The conditional permanent residence provision for sponsored spouses and partners came into effect in October 2012 under the Conservative government to deter marriage fraud.
Conditional Permanent Residence Status
On April 28, 2017, the Government of Canada announced that it abolished a condition for permanent residence that required some sponsored spouses and partners to remain in a relationship with their sponsors for a period of at least two (2) years. Spouses and common-law partners sponsored to immigrate to Canada will no longer experience a period of conditional permanent resident status. Instead, they will have full permanent resident status upon landing.
The Liberal government was addressing concerns that vulnerable sponsored spouses or partners may stay in abusive relationships because they are afraid of losing their permanent resident status, even though an exception to the condition existed for those types of situations. Abuse may be physical, sexual, psychological, and/or financial.
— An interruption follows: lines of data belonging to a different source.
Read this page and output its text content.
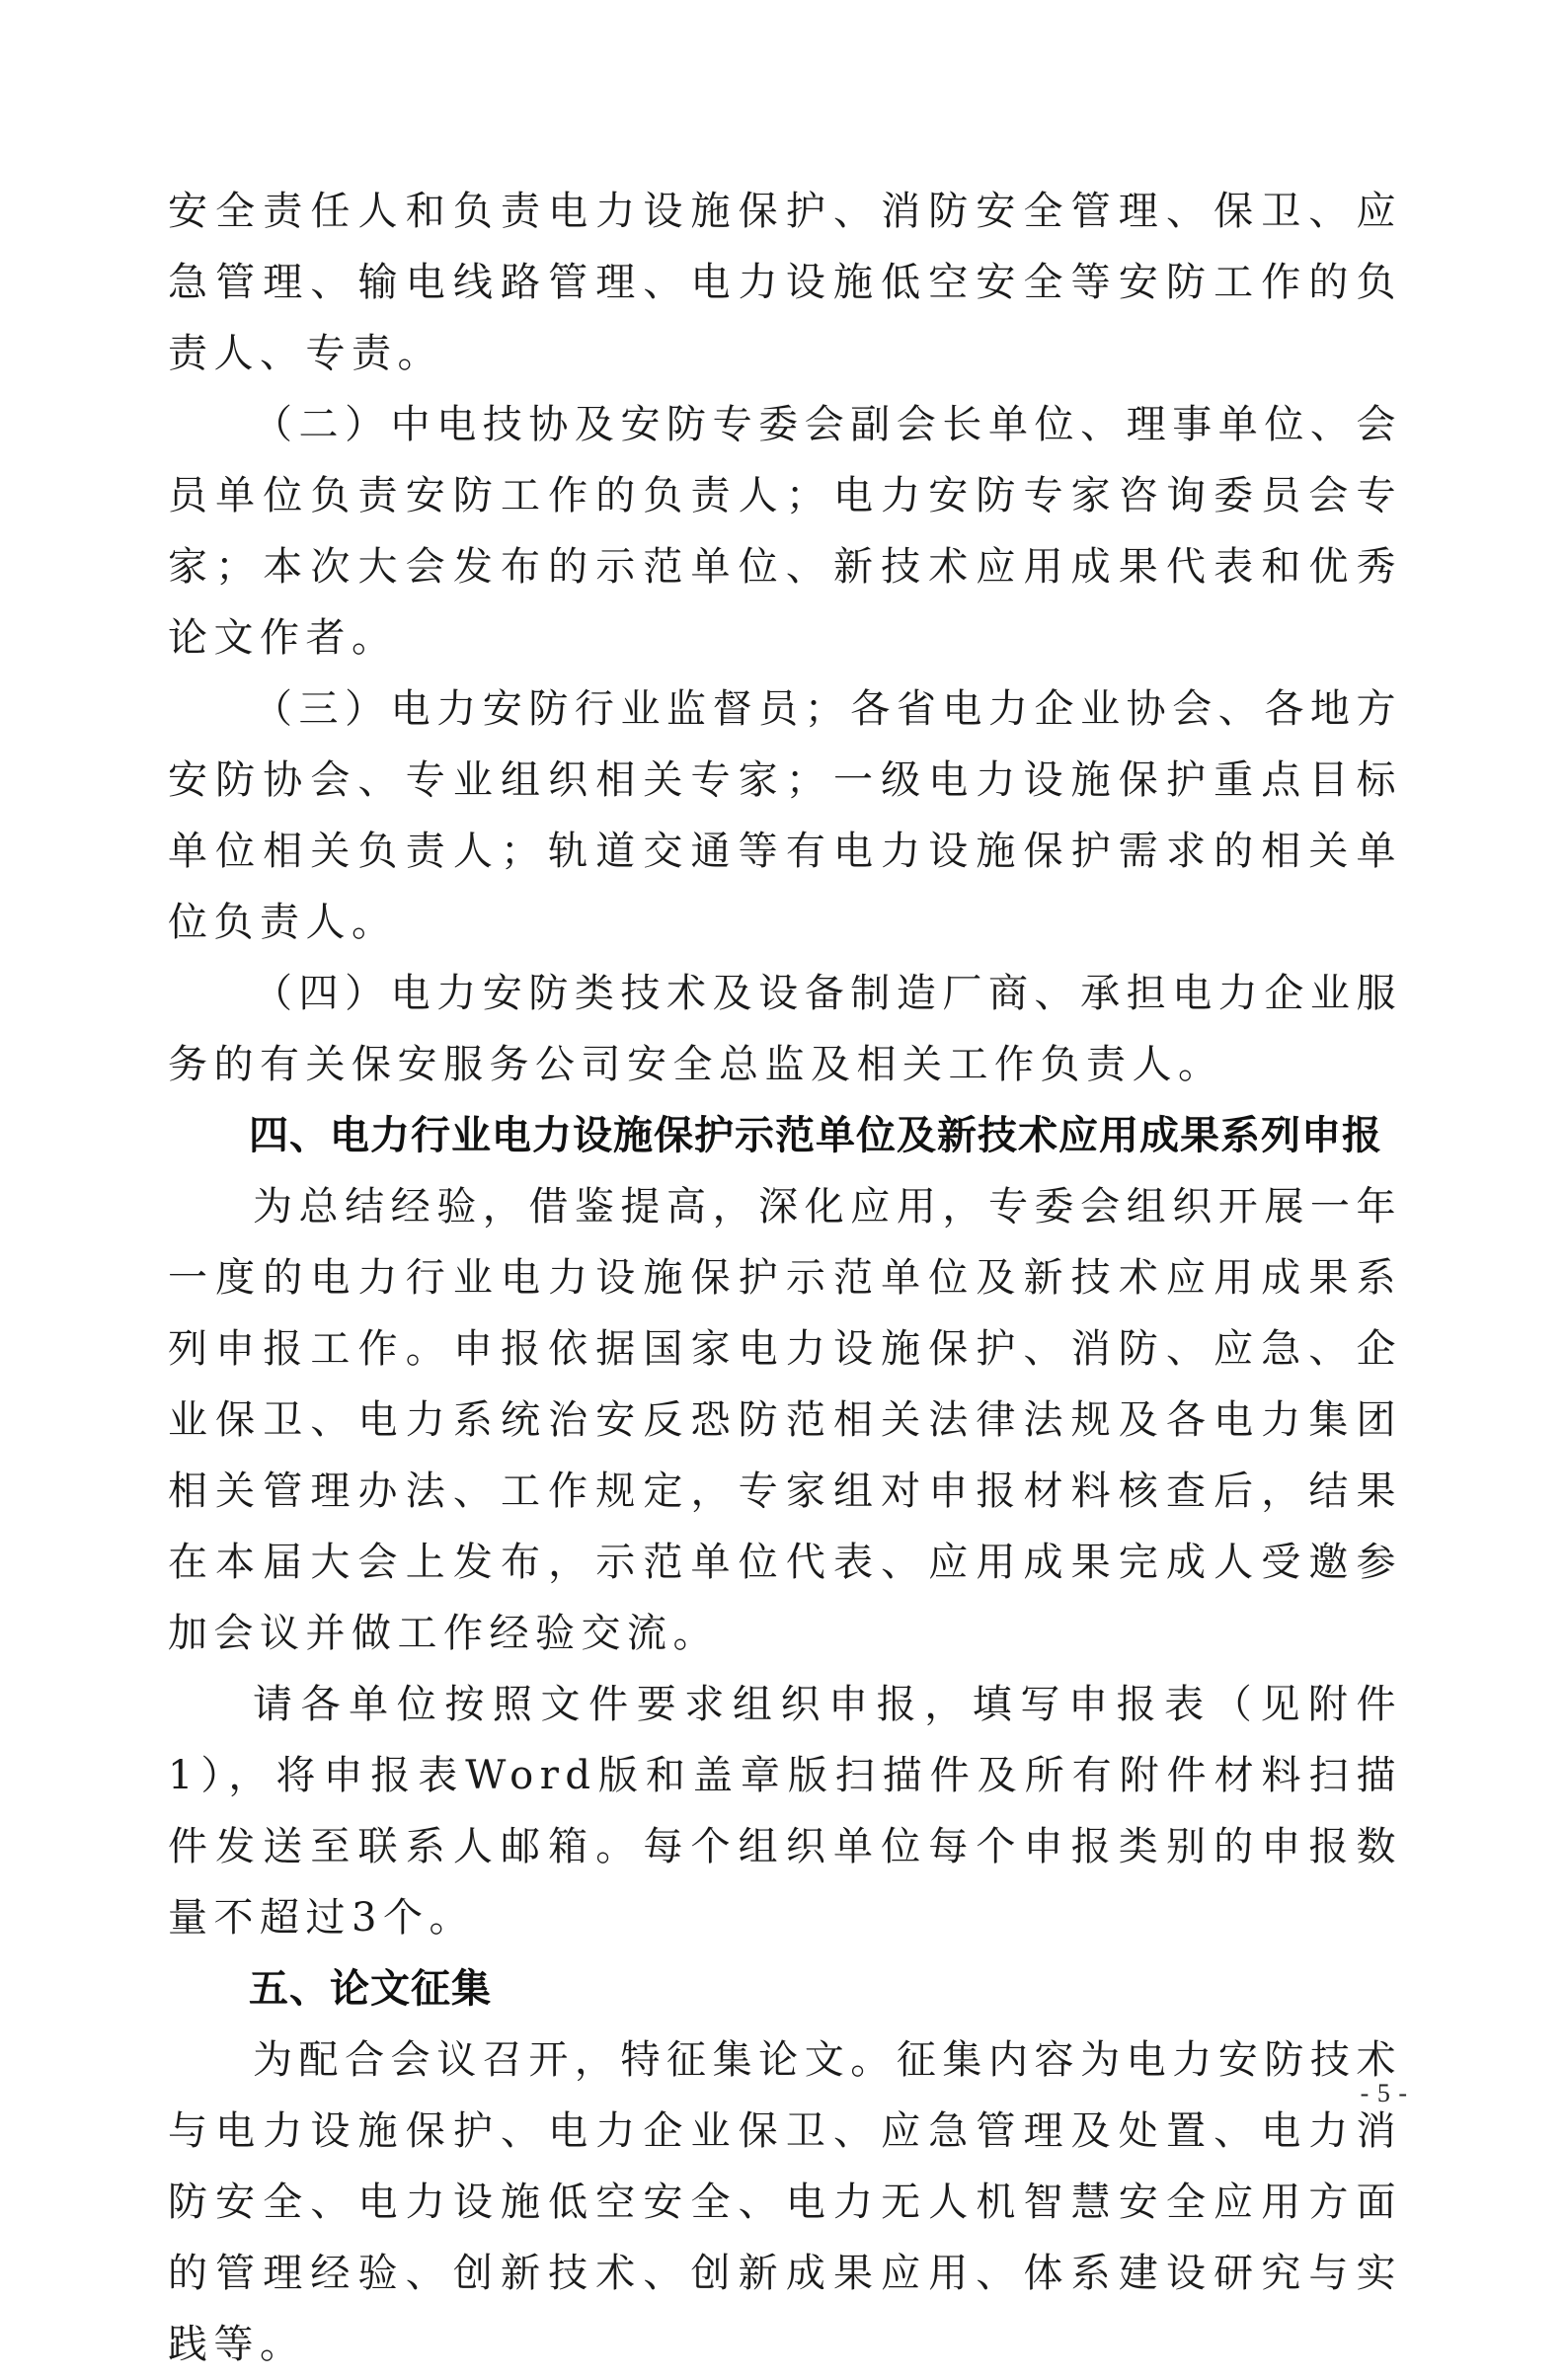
安全责任人和负责电力设施保护、消防安全管理、保卫、应急管理、输电线路管理、电力设施低空安全等安防工作的负责人、专责。

（二）中电技协及安防专委会副会长单位、理事单位、会员单位负责安防工作的负责人；电力安防专家咨询委员会专家；本次大会发布的示范单位、新技术应用成果代表和优秀论文作者。

（三）电力安防行业监督员；各省电力企业协会、各地方安防协会、专业组织相关专家；一级电力设施保护重点目标单位相关负责人；轨道交通等有电力设施保护需求的相关单位负责人。

（四）电力安防类技术及设备制造厂商、承担电力企业服务的有关保安服务公司安全总监及相关工作负责人。

四、电力行业电力设施保护示范单位及新技术应用成果系列申报

为总结经验，借鉴提高，深化应用，专委会组织开展一年一度的电力行业电力设施保护示范单位及新技术应用成果系列申报工作。申报依据国家电力设施保护、消防、应急、企业保卫、电力系统治安反恐防范相关法律法规及各电力集团相关管理办法、工作规定，专家组对申报材料核查后，结果在本届大会上发布，示范单位代表、应用成果完成人受邀参加会议并做工作经验交流。

请各单位按照文件要求组织申报，填写申报表（见附件1），将申报表Word版和盖章版扫描件及所有附件材料扫描件发送至联系人邮箱。每个组织单位每个申报类别的申报数量不超过3个。

五、论文征集

为配合会议召开，特征集论文。征集内容为电力安防技术与电力设施保护、电力企业保卫、应急管理及处置、电力消防安全、电力设施低空安全、电力无人机智慧安全应用方面的管理经验、创新技术、创新成果应用、体系建设研究与实践等。

- 5 -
The Conservative government put in place the conditional permanent residence requirement to prevent marriage of convenience cases.
While Ottawa admits that “cases of marriage fraud may exist, most of relationships are genuine and most spousal sponsorship applications are made in good faith,” adding that “eliminating conditional permanent residence upholds the Government’s commitment to family reunification and supports gender equality and combating gender violence.”
Forward Regulatory Plan
In its Forward Regulatory Plan released in October 2016, IRCC stated that “The safety and well-being of all residents of Canada is paramount, and by eliminating this provision, the government will allow more newcomers to settle and integrate, knowing that Canada is their long-term home. Overall, it helps to build a stronger society for all.”
This newly enacted change in spousal sponsorship is undoubtedly a right step on the government’s part towards recognizing the realities of marriage and other committed relationships.